The ICON team has recently released a new yellow paper focusing on governance solutions for its smart-economy ecosystem.
ICON is a project that was born during the crazy ICO hype of 2017. It’s aiming to become a smart-contract and smart-economy platform – a sort of ecosystem for projects and companies to live within. In essence, ICON plans to connect the world in a truly decentralised manner.
The team has now released a new yellow paper, which works like a technical guide for technical folk.
The yellow paper highlights that with the growing popularity of decentralisation and staking, the ICON team has been making progress working out the finer details of its new IISS — ICON Incentives Scoring System.
Any decentralised project must contain a set of tools that easily allows a community of members to participate in consensus.
The new incentives model includes more details on the penalty system, a new ICX issuance system that creates a situation where ICX can be burned during high network activity, and a change in the transaction fee policy.
The key features of the yellow paper can be summed up as follows:
Let’s take a look at each area of improvement individually and how the new governance model will work.

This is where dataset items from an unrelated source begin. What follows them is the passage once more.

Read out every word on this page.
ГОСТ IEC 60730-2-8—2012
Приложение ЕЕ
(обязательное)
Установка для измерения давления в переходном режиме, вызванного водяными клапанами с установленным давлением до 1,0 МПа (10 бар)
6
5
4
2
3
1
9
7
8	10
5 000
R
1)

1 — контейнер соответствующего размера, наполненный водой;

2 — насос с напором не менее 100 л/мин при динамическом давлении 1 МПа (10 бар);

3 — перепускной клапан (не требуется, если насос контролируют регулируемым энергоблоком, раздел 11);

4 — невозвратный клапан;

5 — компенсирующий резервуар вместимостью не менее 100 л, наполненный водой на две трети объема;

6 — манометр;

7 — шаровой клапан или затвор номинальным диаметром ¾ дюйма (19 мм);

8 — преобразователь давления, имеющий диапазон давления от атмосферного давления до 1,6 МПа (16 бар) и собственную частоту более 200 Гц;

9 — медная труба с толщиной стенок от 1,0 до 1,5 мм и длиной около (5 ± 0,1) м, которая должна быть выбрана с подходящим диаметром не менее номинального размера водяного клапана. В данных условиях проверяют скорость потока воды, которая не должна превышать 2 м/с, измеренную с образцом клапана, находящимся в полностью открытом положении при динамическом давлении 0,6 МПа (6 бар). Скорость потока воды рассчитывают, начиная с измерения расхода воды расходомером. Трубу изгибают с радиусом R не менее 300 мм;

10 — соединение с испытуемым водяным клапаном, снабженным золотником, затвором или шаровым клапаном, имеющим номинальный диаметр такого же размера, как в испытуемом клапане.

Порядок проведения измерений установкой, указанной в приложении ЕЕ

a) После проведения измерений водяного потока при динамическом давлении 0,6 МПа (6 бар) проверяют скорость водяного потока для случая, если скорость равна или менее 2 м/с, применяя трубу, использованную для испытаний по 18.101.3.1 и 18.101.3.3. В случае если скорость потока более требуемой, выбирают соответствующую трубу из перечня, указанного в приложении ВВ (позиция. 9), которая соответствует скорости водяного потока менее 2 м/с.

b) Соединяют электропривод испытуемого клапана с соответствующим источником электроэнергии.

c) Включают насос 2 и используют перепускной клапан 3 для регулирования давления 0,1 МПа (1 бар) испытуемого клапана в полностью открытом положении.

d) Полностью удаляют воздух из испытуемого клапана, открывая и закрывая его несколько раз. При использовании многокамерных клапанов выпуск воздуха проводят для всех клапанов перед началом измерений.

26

IISS has introduced a system that burns tokens during high network activity and mitigates the amount of inflation on the ICON Network. When a block is produced, there will always be a certain amount of ICX required in order to reward the four different contributors in the ICON ecosystem: voters, representatives, dApps, and EEPs. With the new system in place, transaction fees will now be used to reward these four parties rather than being used as an additional incentive for P-Reps.
Additionally, if the amount of transaction fees within a block exceeds the amount of ICX necessary to reward all four parties, that excess ICX will be burned. As an example, assume that 10 ICX would be necessary to reward all four parties. If there were three ICX worth of transaction fees in the block, only 7 ICX would be minted. If there were 15 ICX worth of transaction fees in the block, then 5 ICX would be burned and no ICX would be minted. This creates a deflationary environment in the event of high network utilisation.
ICON’s penalty system now has a token burning component as well. There are three types of penalties outlined in the IISS paper: validation penalties, low productivity penalties, and disqualification penalties.
If a P-Rep suffers a low productivity penalty or a disqualification penalty, 6% of the delegation toward said P-Rep will be burned. This makes it extremely important for ICONists to delegate towards reliable and quality P-Reps. ICON encourages holders to delegate across multiple P-Reps to diversify the risk of having their tokens burned.
Finally, the Step Price – the base transaction fee on the ICON Network – is now easily adjustable via consensus of P-Reps on a Network Proposal (specifically a Step Price Proposal). ICON has included a specific proposal type into the ICON core service allowing P-Reps to vote to change the transaction fee, and the network will automatically implement the change once agreed upon. Previously, this would have required a hard fork.
The new yellow paper released by ICON does have deep governance model changes that aim to disrupt how the community of ICONists will participate in voting and general governance.
Personally, I think it’s quite important that users get to try new governance models and scientifically prove which are the best for the community.